Problems with logstash codecs (json, rubydebug)

tetlika · March 13, 2016, 10:11am

hi,
we're using logstash 2.2.2
I'm trying to feed logstash with kibana logs, kibana log looks like:

{"type":"log","@timestamp":"2016-03-13T10:05:30+00:00","tags":["status","plugin:elasticsearch","info"],"pid":15856,"name":"plugin:elasticsearch","state":"green","message":"Status changed from yellow to green - Kibana index ready","prevState":"yellow","prevMsg":"Waiting for Elasticsearch"}

so its json

when I do like this:

input {
    file {
        type => "ELK_kibana"
        path => "/var/log/kibana/kibana.stdout"
    }
}

and output goes to elasticsearch, it works ok, the only thing its unformatted

ok, so I did:

input {
    file {
        type => "ELK_kibana"
        path => "/var/log/kibana/kibana.stdout"
        codec => "json"
    }
}

And logs never goes to output, and nothing is happening (but other logs are working ok)

the same issue is with rubydebug plugin:

input {
    file {
        type => "ELK_logstash"
        path => "/var/log/logstash/logstash.log"
        codec =>  "rubydebug"
    }
}

And nothing goes to output.

Am I missing something in my configurations?

warkolm · March 14, 2016, 1:12am

Can you provide the complete config? It's hard to say what is happening when all we can see is the input.

magnusbaeck · March 14, 2016, 6:37am

Unless you delete the sincedb file /var/log/kibana/kibana.stdout won't be reprocessed since Logstash think it's already done with that file. If new data is added to Kibana's logfile that data should show up though.

tetlika · March 14, 2016, 8:17am

output {
elasticsearch {
hosts => ["127.0.0.1"]
}
}

warkolm · March 14, 2016, 8:45am

Like Magnus said, it's probably your sincedb.

tetlika · March 14, 2016, 2:40pm

what you mean exactly?

but not just kibana logs is not working - logstash too

how it can be fixed?

magnusbaeck · March 14, 2016, 2:48pm

Logstash's file input is designed to continuously monitor log files and send newly added data but not resend old data. When you restart Logstash after changing the configuration Logstash won't reprocess the file again unless you delete Logstash's sincedb file which contains the current position in the log files it reads. The file input documentation explains how this works.

tetlika · March 14, 2016, 2:50pm

yes, but new data goes into file after restart

so , when codecs are used data does not go to output - not to elasticsearch neither to stdout (which I tyde for tests)

magnusbaeck · March 14, 2016, 2:53pm

yes, but new data goes into file after restart

Yes, new data will always be processed as it arrives.
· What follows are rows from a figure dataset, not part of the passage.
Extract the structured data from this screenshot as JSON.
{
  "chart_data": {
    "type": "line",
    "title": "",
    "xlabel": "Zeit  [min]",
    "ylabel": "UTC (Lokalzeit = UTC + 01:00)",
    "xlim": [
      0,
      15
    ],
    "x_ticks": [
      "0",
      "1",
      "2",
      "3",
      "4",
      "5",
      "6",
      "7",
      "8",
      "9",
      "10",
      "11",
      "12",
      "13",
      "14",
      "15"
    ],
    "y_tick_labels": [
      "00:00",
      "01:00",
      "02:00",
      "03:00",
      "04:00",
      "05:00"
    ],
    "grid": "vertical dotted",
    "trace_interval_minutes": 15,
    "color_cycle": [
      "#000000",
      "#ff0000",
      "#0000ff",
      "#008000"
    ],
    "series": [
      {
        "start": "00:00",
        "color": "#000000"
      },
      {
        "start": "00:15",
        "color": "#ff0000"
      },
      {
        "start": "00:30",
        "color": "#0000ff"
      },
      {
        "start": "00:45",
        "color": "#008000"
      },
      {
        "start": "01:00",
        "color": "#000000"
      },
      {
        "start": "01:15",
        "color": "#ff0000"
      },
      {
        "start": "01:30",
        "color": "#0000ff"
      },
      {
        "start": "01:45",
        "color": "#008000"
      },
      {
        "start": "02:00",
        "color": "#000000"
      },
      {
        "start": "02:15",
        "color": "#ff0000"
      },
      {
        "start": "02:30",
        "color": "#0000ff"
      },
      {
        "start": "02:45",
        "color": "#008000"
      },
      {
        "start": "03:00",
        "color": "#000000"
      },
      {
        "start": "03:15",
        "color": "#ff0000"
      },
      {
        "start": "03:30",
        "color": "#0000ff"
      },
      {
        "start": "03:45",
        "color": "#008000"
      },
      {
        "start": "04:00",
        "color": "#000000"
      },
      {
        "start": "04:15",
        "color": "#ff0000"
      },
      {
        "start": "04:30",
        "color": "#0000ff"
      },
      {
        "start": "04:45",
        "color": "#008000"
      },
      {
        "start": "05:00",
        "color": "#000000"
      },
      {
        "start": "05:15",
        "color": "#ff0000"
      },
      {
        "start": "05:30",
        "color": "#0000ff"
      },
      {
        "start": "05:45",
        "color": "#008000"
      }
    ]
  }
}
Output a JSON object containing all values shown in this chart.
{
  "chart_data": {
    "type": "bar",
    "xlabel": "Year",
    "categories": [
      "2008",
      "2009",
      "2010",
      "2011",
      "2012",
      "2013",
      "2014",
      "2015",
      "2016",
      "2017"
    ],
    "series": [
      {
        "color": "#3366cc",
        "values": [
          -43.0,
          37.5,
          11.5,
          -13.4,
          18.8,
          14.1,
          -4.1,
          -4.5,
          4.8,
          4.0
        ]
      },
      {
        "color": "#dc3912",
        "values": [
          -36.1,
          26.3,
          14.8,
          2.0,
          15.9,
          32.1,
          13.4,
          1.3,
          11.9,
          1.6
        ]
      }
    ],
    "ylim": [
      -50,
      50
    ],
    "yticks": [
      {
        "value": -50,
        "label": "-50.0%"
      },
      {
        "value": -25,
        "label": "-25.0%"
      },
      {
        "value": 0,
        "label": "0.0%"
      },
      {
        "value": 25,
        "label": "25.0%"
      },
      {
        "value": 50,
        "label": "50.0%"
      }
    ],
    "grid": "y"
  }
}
so , when codecs are used data does not go to output - not to elasticsearch neither to stdout (which I tyde for tests)

This is unrelated to codecs.

tetlika · March 14, 2016, 2:54pm

what would you suggest to try to find out what is the problem?

magnusbaeck · March 14, 2016, 2:56pm

From the evidence I've seen Logstash works as expected. Please read the file input documentation and make sure you understand how sincedb works. If you increase Logstash's logging verbosity by starting it with --verbose it'll tell you more about what's going on with the sincedb files.